While speculation about rival bids has centered around Netflix and Amazon, Comcast’s interest in WBD is a significant concern for Ellison and his team at Paramount Skydance.
If a bidding competition does occur, it could potentially raise WBD’s valuation from around $50 billion to even over $60 billion, which seems appealing to Ellison, considering the strategic leadership of WBD’s CEO, David Zaslav.
A source familiar with the situation expressed, “Comcast remains the biggest concern.”
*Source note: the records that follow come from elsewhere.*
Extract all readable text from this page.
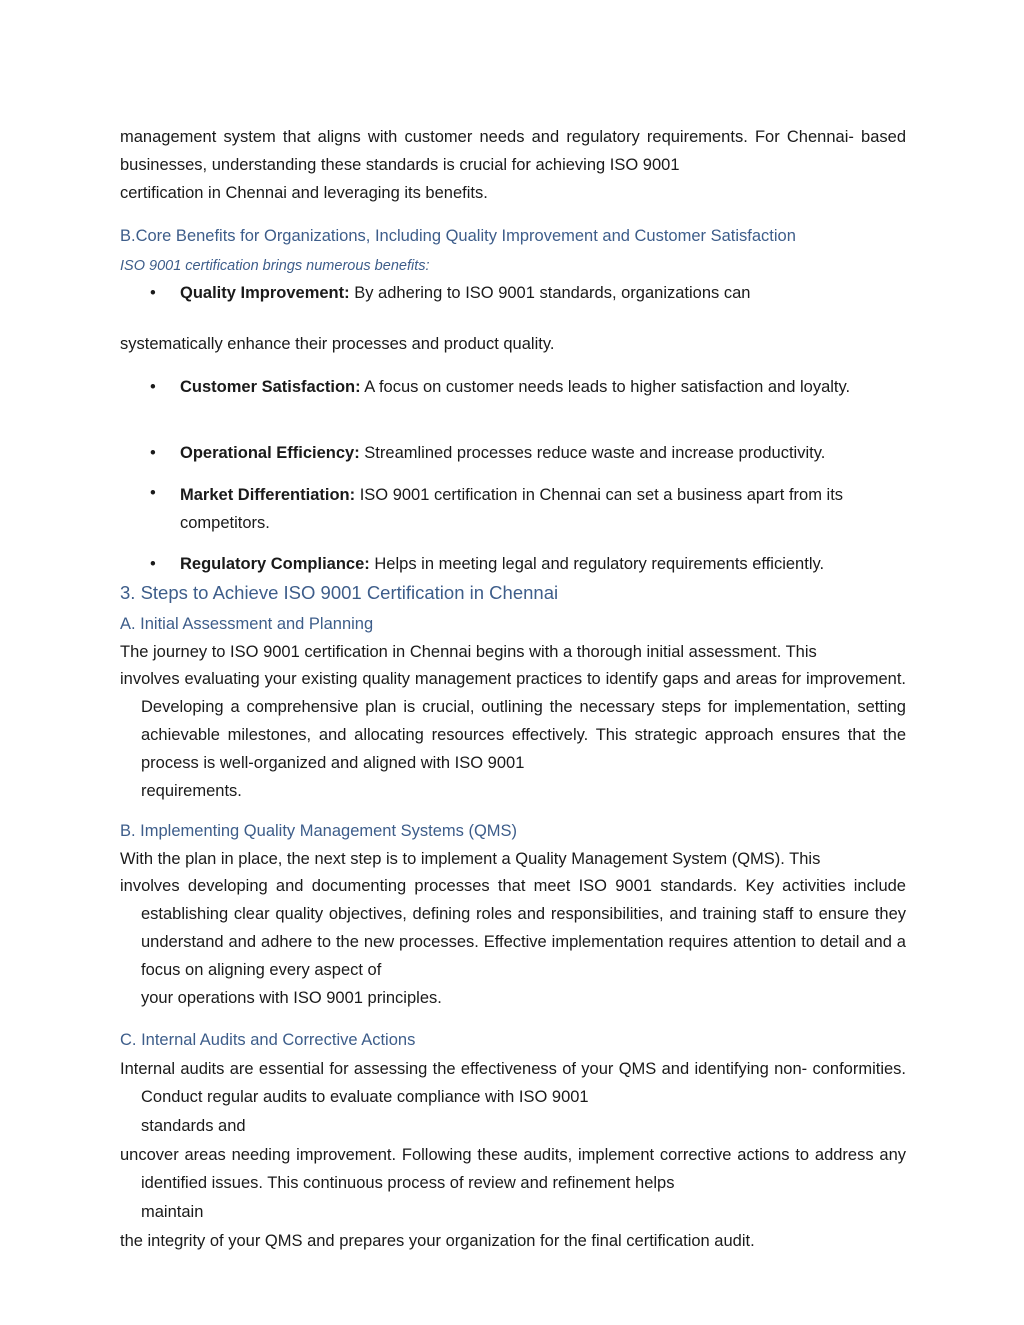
management system that aligns with customer needs and regulatory requirements. For Chennai- based businesses, understanding these standards is crucial for achieving ISO 9001

certification in Chennai and leveraging its benefits.

B.Core Benefits for Organizations, Including Quality Improvement and Customer Satisfaction

ISO 9001 certification brings numerous benefits:

• Quality Improvement: By adhering to ISO 9001 standards, organizations can

systematically enhance their processes and product quality.

• Customer Satisfaction: A focus on customer needs leads to higher satisfaction and loyalty.
• Operational Efficiency: Streamlined processes reduce waste and increase productivity.
• Market Differentiation: ISO 9001 certification in Chennai can set a business apart from its competitors.
• Regulatory Compliance: Helps in meeting legal and regulatory requirements efficiently.

3. Steps to Achieve ISO 9001 Certification in Chennai

A. Initial Assessment and Planning

The journey to ISO 9001 certification in Chennai begins with a thorough initial assessment. This

involves evaluating your existing quality management practices to identify gaps and areas for improvement. Developing a comprehensive plan is crucial, outlining the necessary steps for implementation, setting achievable milestones, and allocating resources effectively. This strategic approach ensures that the process is well-organized and aligned with ISO 9001

requirements.

B. Implementing Quality Management Systems (QMS)

With the plan in place, the next step is to implement a Quality Management System (QMS). This

involves developing and documenting processes that meet ISO 9001 standards. Key activities include establishing clear quality objectives, defining roles and responsibilities, and training staff to ensure they understand and adhere to the new processes. Effective implementation requires attention to detail and a focus on aligning every aspect of

your operations with ISO 9001 principles.

C. Internal Audits and Corrective Actions

Internal audits are essential for assessing the effectiveness of your QMS and identifying non- conformities. Conduct regular audits to evaluate compliance with ISO 9001

standards and

uncover areas needing improvement. Following these audits, implement corrective actions to address any identified issues. This continuous process of review and refinement helps

maintain

the integrity of your QMS and prepares your organization for the final certification audit.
Brian Roberts’ Comcast could emerge as a serious challenger, even as the company looks to divest assets like CNBC and MSNBC into a new publicly traded entity called Versant, while still retaining control of NBC and Universal Studios.
Comcast’s financial strength is notable as well, boasting about $10 billion in liquidity, compared to Paramount Skydance’s nearly $2 billion cash position.
In the event of a bidding war, Ellison might have a leg up due to his family connections. His father, Larry Ellison, co-founded Oracle and ranks as the second-richest person globally. Additionally, Larry Ellison’s friendship with former President Trump raises possibilities of scrutiny from Trump’s regulatory agencies like the Justice Department and the FCC.
Moreover, Trump has a rather unfavorable view of Roberts’ media outlets, particularly MSNBC, which is often criticized as left-leaning. A media executive remarked, “Brian Roberts is going to have to really kiss Trump’s ass to get this thing through.”
Neither Comcast nor Paramount Skydance had any comments on the situation, and Zaslav’s representatives also remained silent.
Ellison, who has been quiet since reports surfaced last month about a potential bid for WBD, is expected to unveil an offer soon. Some insiders suggest an announcement might happen this week.
However, the situation is still developing, and bids might be postponed or not submitted at all, according to these sources.
On Wednesday, Wells Fargo analysts published a report predicting that Ellison’s bid might outpace the $20-per-share offer already on the table, indicating it could become more aggressive.
“The independent directors will consider this proposal and the unaffected price,” the report noted. It also mentioned that a ‘go-shop’ period may allow WBD to explore other bids from interested companies.
Zaslav believes that if the studio and streaming divisions are separated from WBD’s cable assets, the overall value could reach $30 per share. This split is anticipated in May, and he thinks a full-blown bidding war will kick off around then, involving competitors like Netflix, Amazon, Apple, and Comcast.
So far, Zaslav has the support of the WBD board to strategize for the long haul, but that could shift depending on the financial maneuvers of David Ellison. Those close to Ellison have indicated that he wants to approach any potential deal carefully to avoid overpaying.
As previously reported, Ellison is expected to act soon, potentially leveraging both family funds and backing from private equity firms such as Apollo to bolster his bid.